As hiring demands grow, leaders work to better understand their existing EVP, refine and improve it. Here are a few examples of crisply written EVP:

  • “We’ve just started on this journey, and every person has a unique and powerful impact on where we go from here.” (Canva)
    Hubspot commits “to help you be the best ‘you’ that you can be.” (Hubspot)
    “Shopify facilitates their employees’ growth, but they also challenge people to forge their future path.” (Shopify)

Much of Coleman’s Tactile Group EVP lives in its policies and so is presently not codified as its own written-down stance. Yet between their empathetic culture and mission inform their tagline that Coleman says conveys their promise: “We are designed to give a damn.”

What do you do with an employee value proposition?

Coleman’s Tactile Group has evolved since its founding in 2004. Once a graphic design agency, the company now builds software for government agencies and others.

But Coleman says his core EVP hasn’t changed: “It always started with empathy.”

“We operationalize our empathetic culture within our employee manual,” Coleman said. An equitable family leave offering and flexible PTO are examples, he argues. For most of 20 years, he has grown a company with employees who feel they’re getting a good deal, working on projects they enjoy with people they like in a work environment that considers their full selves, Coleman said. A pandemic has made that especially important — certainly including pandemic parents.

Like any other employer, though, he can’t offer everything. Like other software contracting firms powered by their own revenue, Coleman has felt wage inflation pressure, though many of his nearly 30 employees have a good handle on what makes them happy. He still tries to meet individually with all his employees enough to understand their perspective on EVP.

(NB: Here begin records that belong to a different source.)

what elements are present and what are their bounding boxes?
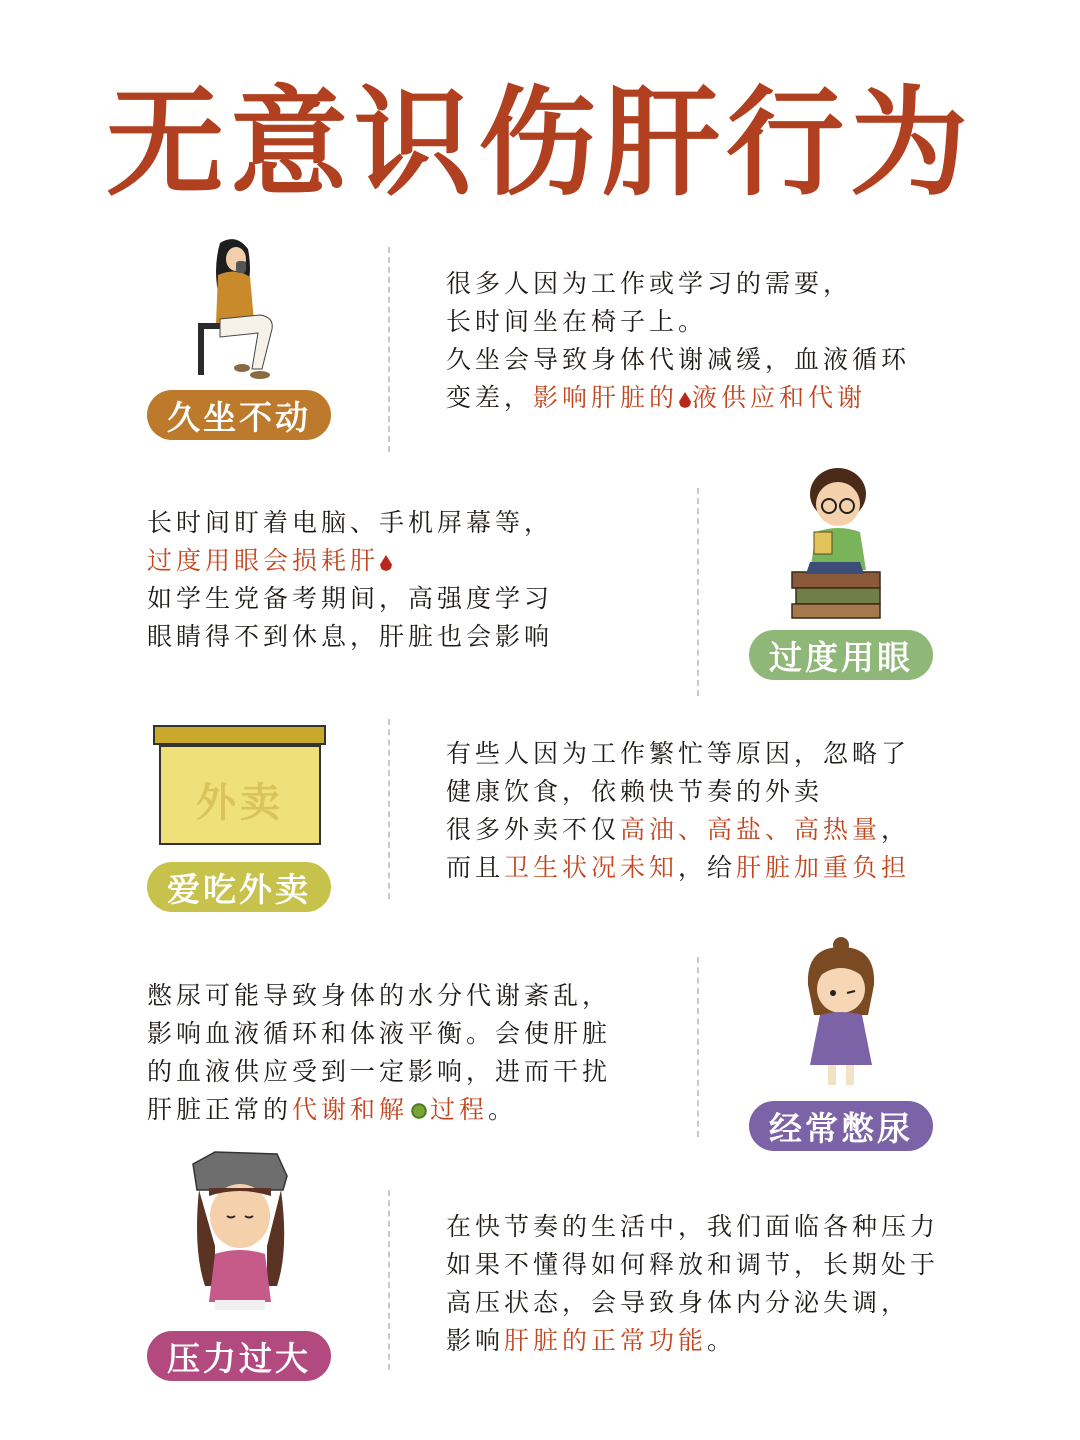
text-line [147,504,553,542]
text-line [147,1015,611,1053]
section-divider [388,247,390,452]
stressed-woman-icon [185,1150,295,1320]
text-line [147,618,553,656]
section-urine [0,935,1080,1155]
reading-boy-icon [786,462,886,622]
body-text: 久坐会导致身体代谢减缓，血液循环 [446,345,911,374]
section-text [446,1208,939,1360]
tag-urine: 经常憋尿 [749,1101,933,1151]
highlight-text: 过程 [430,1095,489,1124]
text-line [446,303,910,341]
body-text: 影响血液循环和体液平衡。会使肝脏 [147,1019,612,1048]
text-line [446,1322,939,1360]
blood-drop-icon [380,555,392,571]
highlight-text: 肝脏的正常功能 [504,1326,708,1355]
takeout-box-label: 外卖 [196,780,284,826]
section-divider [697,488,699,696]
body-text: 有些人因为工作繁忙等原因，忽略了 [446,739,911,768]
sitting-woman-icon [190,233,290,383]
section-sitting [0,225,1080,440]
body-text: 很多人因为工作或学习的需要， [446,269,853,298]
body-text: 如果不懂得如何释放和调节，长期处于 [446,1250,940,1279]
text-line [147,977,611,1015]
text-line [147,1091,611,1129]
text-line [446,1208,939,1246]
body-text: 健康饮食，依赖快节奏的外卖 [446,777,824,806]
body-text: 眼睛得不到休息，肝脏也会影响 [147,622,554,651]
section-stress [0,1150,1080,1400]
body-text: 长时间坐在椅子上。 [446,307,708,336]
section-text [147,504,553,656]
section-divider [388,719,390,899]
body-text: 影响 [446,1326,505,1355]
body-text: 。 [707,1326,737,1355]
text-line [147,580,553,618]
section-eyes [0,460,1080,685]
text-line [446,773,910,811]
girl-holding-icon [796,935,886,1095]
section-text [446,735,910,887]
text-line [446,341,910,379]
highlight-text: 高油、高盐、高热量 [620,815,882,844]
text-line [446,849,910,887]
body-text: 如学生党备考期间，高强度学习 [147,584,554,613]
text-line [147,1053,611,1091]
tag-takeout: 爱吃外卖 [147,862,331,912]
body-text: 憋尿可能导致身体的水分代谢紊乱， [147,981,612,1010]
text-line [446,811,910,849]
section-takeout [0,705,1080,915]
highlight-text: 过度用眼会损耗肝 [147,546,380,575]
text-line [446,265,910,303]
takeout-box-icon [153,725,328,845]
body-text: 。 [488,1095,518,1124]
body-text: 肝脏正常的 [147,1095,293,1124]
page-title: 无意识伤肝行为 [105,74,974,212]
body-text: 而且 [446,853,505,882]
highlight-text: 代谢和解 [292,1095,409,1124]
highlight-text: 卫生状况未知 [504,853,679,882]
virus-icon [410,1102,428,1120]
text-line [446,735,910,773]
body-text: 在快节奏的生活中，我们面临各种压力 [446,1212,940,1241]
text-line [147,542,553,580]
blood-drop-icon [679,392,691,408]
section-divider [697,957,699,1137]
body-text: 变差， [446,383,534,412]
body-text: 很多外卖不仅 [446,815,621,844]
text-line [446,1284,939,1322]
body-text: 长时间盯着电脑、手机屏幕等， [147,508,554,537]
highlight-text: 影响肝脏的 [533,383,679,412]
text-line [446,1246,939,1284]
section-text [446,265,910,417]
highlight-text: 肝脏加重负担 [736,853,911,882]
body-text: ， [881,815,911,844]
text-line [446,379,910,417]
tag-stress: 压力过大 [147,1331,331,1381]
section-divider [388,1190,390,1370]
tag-eyes: 过度用眼 [749,630,933,680]
tag-sitting: 久坐不动 [147,390,331,440]
body-text: 的血液供应受到一定影响，进而干扰 [147,1057,612,1086]
body-text: 高压状态，会导致身体内分泌失调， [446,1288,911,1317]
section-text [147,977,611,1129]
highlight-text: 液供应和代谢 [692,383,867,412]
body-text: ，给 [678,853,737,882]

Along the way, his company uses their understanding of EVP to underpin their employer brand marketing and recruiting strategies. Those promises are a check against their growth plans and employee offerings. Like any employer, he has made mistakes, and will make others.

It’s hard to mask a rotten EVP for too long. Employees have a choice. As Coleman said, an EVP is always “executed in your actions, documented in the mission.”